Lidiia S Samarina,Valentina I Malyarovskaya,Alexandra O Matskiv,Natalia G Koninskaya,Alexandr V Bobrovskikh,Yuriy L Orlov,Enhua Xia,Alexey V Ryndin,Wei Tong,Ruslan S Rakhmangulov,Alexey V Doroshkov,Lyudmila S Malyukova,Karina A Manakhova

doi:10.3389/fgene.2020.611283

Abstract

Cold and drought are two of the most severe threats affecting the growth and productivity of the tea plant, limiting its global spread. Both stresses cause osmotic changes in the cells of the tea plant by decreasing their water potential. To develop cultivars that are tolerant to both stresses, it is essential to understand the genetic responses of tea plant to these two stresses, particularly in terms of the genes involved. In this study, we combined literature data with interspecific transcriptomic analyses (using Arabidopsis thaliana and Solanum lycopersicum) to choose genes related to cold tolerance.
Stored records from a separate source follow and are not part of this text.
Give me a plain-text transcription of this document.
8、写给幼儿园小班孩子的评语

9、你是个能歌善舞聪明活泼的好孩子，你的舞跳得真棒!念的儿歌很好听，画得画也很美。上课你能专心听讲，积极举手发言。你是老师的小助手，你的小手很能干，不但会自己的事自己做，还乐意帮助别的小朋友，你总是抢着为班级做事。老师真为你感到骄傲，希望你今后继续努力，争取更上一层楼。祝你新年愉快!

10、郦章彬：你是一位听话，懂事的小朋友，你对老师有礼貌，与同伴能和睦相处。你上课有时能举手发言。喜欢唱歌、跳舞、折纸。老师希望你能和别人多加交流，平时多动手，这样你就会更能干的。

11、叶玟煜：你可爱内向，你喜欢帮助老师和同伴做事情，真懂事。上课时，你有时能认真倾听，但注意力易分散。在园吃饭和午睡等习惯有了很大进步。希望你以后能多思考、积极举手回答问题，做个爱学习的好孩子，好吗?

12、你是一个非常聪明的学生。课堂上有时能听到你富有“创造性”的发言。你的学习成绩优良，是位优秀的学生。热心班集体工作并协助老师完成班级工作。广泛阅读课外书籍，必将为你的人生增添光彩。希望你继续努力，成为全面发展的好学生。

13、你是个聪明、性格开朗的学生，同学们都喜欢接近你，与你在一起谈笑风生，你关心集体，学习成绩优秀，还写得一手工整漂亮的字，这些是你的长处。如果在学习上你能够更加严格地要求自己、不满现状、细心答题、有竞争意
We identified 45 stress-inducible candidate genes associated with cold and drought responses in tea plants based on a comprehensive homologous detection method. Of these, nine were newly characterized by us, and 36 had previously been reported. The gene network analysis revealed upregulated expression in ICE1-related cluster of bHLH factors, HSP70/BAM5 connected genes (hexokinases, galactinol synthases, SnRK complex, etc.) indicating their possible co-expression. Using qRT-PCR we revealed that 10 genes were significantly upregulated in response to both cold and drought in tea plant: HSP70, GST, SUS1, DHN1, BMY5, bHLH102, GR-RBP3, ICE1, GOLS1, and GOLS3. SnRK1.2, HXK1/2, bHLH7/43/79/93 were specifically upregulated in cold, while RHL41, CAU1, Hydrolase22 were specifically upregulated in drought. Interestingly, the expression of CIP was higher in the recovery stage of both stresses, indicating its potentially important role in plant recovery after stress. In addition, some genes, such as DHN3, bHLH79, PEI54, SnRK1.2, SnRK1.3, and Hydrolase22, were significantly positively correlated between the cold and drought responses. CBF1, GOLS1, HXK2, and HXK3, by contrast, showed significantly negative correlations between the cold and drought responses. Our results provide valuable information and robust candidate genes for future functional analyses intended to improve the stress tolerance of the tea plant and other species.

Highlights

Cold and drought reduce the yield and geographical distribution of most horticultural crops worldwide
A set of 52 genes was involved in the analyses, including nine de novo predicted genes from transcriptomic data analyses and 43 from recent articles related to the cold tolerance of C. sinensis
The following genes were drawn from the literature: bHLH factors (9), GsSRK (2), SnRK1 (3), HXKs (3), ERF (3), WRKY (2), dehydrins (2), late embryogenesis abundant proteins (2), and others (CBF1, ICE1, ZAT, HSP70, PRP, CIP, PEI54, TLP, POD, GST, BMY, ALE2, and FLS2)

Summary

Introduction

Cold and drought reduce the yield and geographical distribution of most horticultural crops worldwide. Both can lead to decreased water potential of tissues and induce reactive oxygen species accumulation, which causes severe damage to various cellular components (Minhas et al, 2017). It is important to identify these common and unique responses under cold and drought stress for understanding the cross-talk mechanisms. To develop cultivars that are tolerant to both cold and drought, it is necessary to reveal the genes that are involved in both stresses and elucidate their response mechanisms to develop genetic markers that can help facilitate breeding programs (Minhas et al, 2017)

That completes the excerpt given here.